À la CMM, la porte-parole Julie Brunet précise que le règlement touche toute l’agglomération de Montréal au sens large et qu’il s’appliquera aussi à d’autres entreprises. « Il n’avait pas été mis à jour depuis plusieurs années. Cela dit, c’est officiellement adopté, mais ce n’est pas encore en vigueur. On demande 60 jours au gouvernement pour l’approuver, donc on pense qu’à la mi-août, ce sera en vigueur », avance-t-elle.

Un plan pour Montréal ?

Il y a trois mois, en avril, le ministre de l’Environnement, Benoit Charette, avait annoncé un plan gouvernemental pour réduire les odeurs à l’usine Sanimax de Lévis. Mme Bourgeois avait alors dénoncé que Rivière-des-Prairies ne fasse pas partie de ce plan. Elle dit aujourd’hui « espérer » que ce plan arrive « plus tôt que tard ».

On ne peut pas continuer d’accepter que les résidants ici soient considérés comme des citoyens de seconde main.

Caroline Bourgeois, vice-présidente du comité exécutif et mairesse de Rivière-des-Prairies–Pointe-aux-Trembles

D’abord spécialisée dans la récupération d’animaux de ferme morts, Sanimax cumule les plaintes citoyennes depuis plusieurs années. À l’été 2021, notamment, les villes de Montréal, Lévis et Saint-Hyacinthe avaient reçu un nombre de plaintes inégalé à l’endroit de Sanimax. Depuis janvier de cette année-là, l’entreprise avait à elle seule fait l’objet de 46 % des plaintes relatives à la qualité de l’air enregistrées dans toute la métropole.

En janvier, la Cour supérieure avait tranché que la multinationale québécoise avait pollué l’air et l’eau. Dans le jugement, on lisait que l’équarrisseur tente d’échapper à la loi au nom d’arguments « tordus », « effrontés », « absurdes », dénués de « toute base juridique valable » ou n’ayant « strictement aucun sens ». La Cour avait toutefois jugé que Sanimax ne pouvait être punie pour avoir laissé des viscères recouverts de mouches et de sang dans des remorques dépourvues de toile.

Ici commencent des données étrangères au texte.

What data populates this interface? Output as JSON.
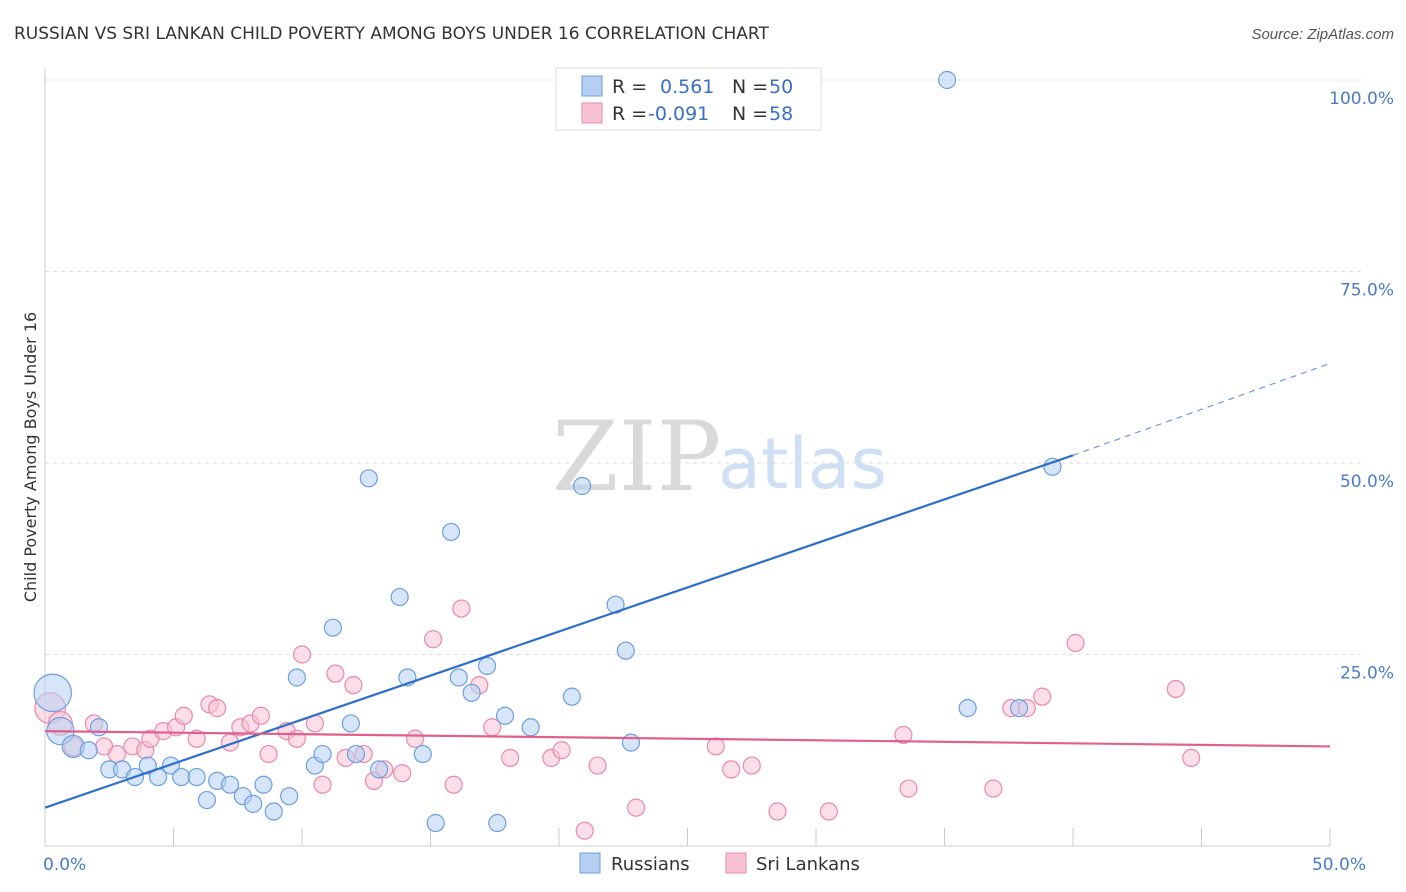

Au total, Sanimax a été condamnée à au moins trois reprises par la cour municipale, dont deux fois en 2018. La première fois, c’était pour avoir empêché la Ville de mesurer les émissions malodorantes de son usine. Et la seconde, c’était plutôt pour avoir déversé des eaux noires ou graisseuses qui contenaient jusqu’à six fois trop de contaminants.